So, there are only a few apps for the headset at the moment and they are all first party. Apple needs developers to make apps for the headset before they start selling it in mass.
If they do not have apps for it, then people will see a “dead” ecosystem and possibly view it as a failed product.
They priced it at a point where consumers won’t really get it, but devs will. At least larger devs will. Selling it, shows the devs that it’s ready for the market and encourages them to get in early so they can possibly catch the wave of new users.
Once there are a decent amount and variety of apps for the headset, they will sell a slightly trimmed down version for significantly less.
What do you think?
I think that’s been pretty obvious form the start. It was clearly priced at a premium upon being announced, and their initial production was cut from ~1mil units to just south of 400k. They know they won’t have many buyers for this first gen product and are pricing/producing as such.
I have some coding experience, and a formal education in software development. There’s little chance of me actually making something, but I want to buy it anyways.
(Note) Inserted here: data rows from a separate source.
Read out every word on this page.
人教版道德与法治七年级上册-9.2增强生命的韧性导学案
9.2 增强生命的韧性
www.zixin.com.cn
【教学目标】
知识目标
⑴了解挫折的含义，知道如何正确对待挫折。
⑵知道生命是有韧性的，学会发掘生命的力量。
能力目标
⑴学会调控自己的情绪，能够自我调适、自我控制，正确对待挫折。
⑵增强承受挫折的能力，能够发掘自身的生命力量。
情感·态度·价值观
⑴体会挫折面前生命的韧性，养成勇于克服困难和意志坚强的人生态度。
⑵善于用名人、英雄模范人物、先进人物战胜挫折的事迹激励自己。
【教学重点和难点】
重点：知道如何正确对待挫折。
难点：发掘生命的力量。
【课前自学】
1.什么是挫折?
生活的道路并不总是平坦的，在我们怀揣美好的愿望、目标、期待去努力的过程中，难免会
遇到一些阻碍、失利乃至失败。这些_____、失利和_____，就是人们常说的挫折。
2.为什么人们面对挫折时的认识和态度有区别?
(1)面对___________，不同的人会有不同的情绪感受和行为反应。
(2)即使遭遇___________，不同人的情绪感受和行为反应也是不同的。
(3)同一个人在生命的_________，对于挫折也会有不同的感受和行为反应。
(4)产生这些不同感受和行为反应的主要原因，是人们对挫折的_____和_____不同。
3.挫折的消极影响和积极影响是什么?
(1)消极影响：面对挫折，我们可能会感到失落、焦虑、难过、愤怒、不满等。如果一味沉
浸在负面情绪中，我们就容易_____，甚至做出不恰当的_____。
Oh so do I. But not for $3500.
The optimist in me says I can play with it and find a cool use cas, and be one of the first to develop something for it, and make lots of money… or at least cover the device cost.
I would sooner use Meta’s solution for a virtual office, for a fraction of the price, but I won’t buy a Meta headset haha. I’ll definitely consider the later versions of Vision Pro assuming the price falls to closer-to-Index pricing.
Agreed! I think there’s also genuine uncertainty about what uses will be popular, much like the early Apple Watch iterations involved some amount of flailing to figure out what works.
The spare-no-expense approach can be seen as an effort to not close off avenues of exploration before they know what works. When optimizing for cost, decisions will be made to save money at the expense of ruling out some potential appeal, but right now nobody knows what will have appeal. The EyeSight feature seems like a prime example of something that very few would include in a product today because the appeal is uncertain while the cost is high. It might turn out to be a home run of a feature, and this luxury version of the Apple Vision product is how they can gain experience with it. If the response is instead that it looks like googly eyes, makes people uncomfortable, or doesn’t achieve the goal of letting people use Vision while in the presence of others, then maybe it would find itself on the chopping block to get costs down.
I think the whole point of having the headset priced in this range was to make sure that the experience really is very good. I’m sure thet they could’ve made this juuuust a little worse and therefore a bit cheaper (e.g., leave out the eye display to the outside, use one or two cameras less etc).
But then, everyone using it would probably be like “meh, this is nothing special, maybe AR isn’t there yet” and abandon the idea. I think the first impression really matters here.
In the end, it’s a feedback loop: If noone develops apps for this, there are no apps and nobody wants to use it. If nobody uses it, nobody wants to develop for it.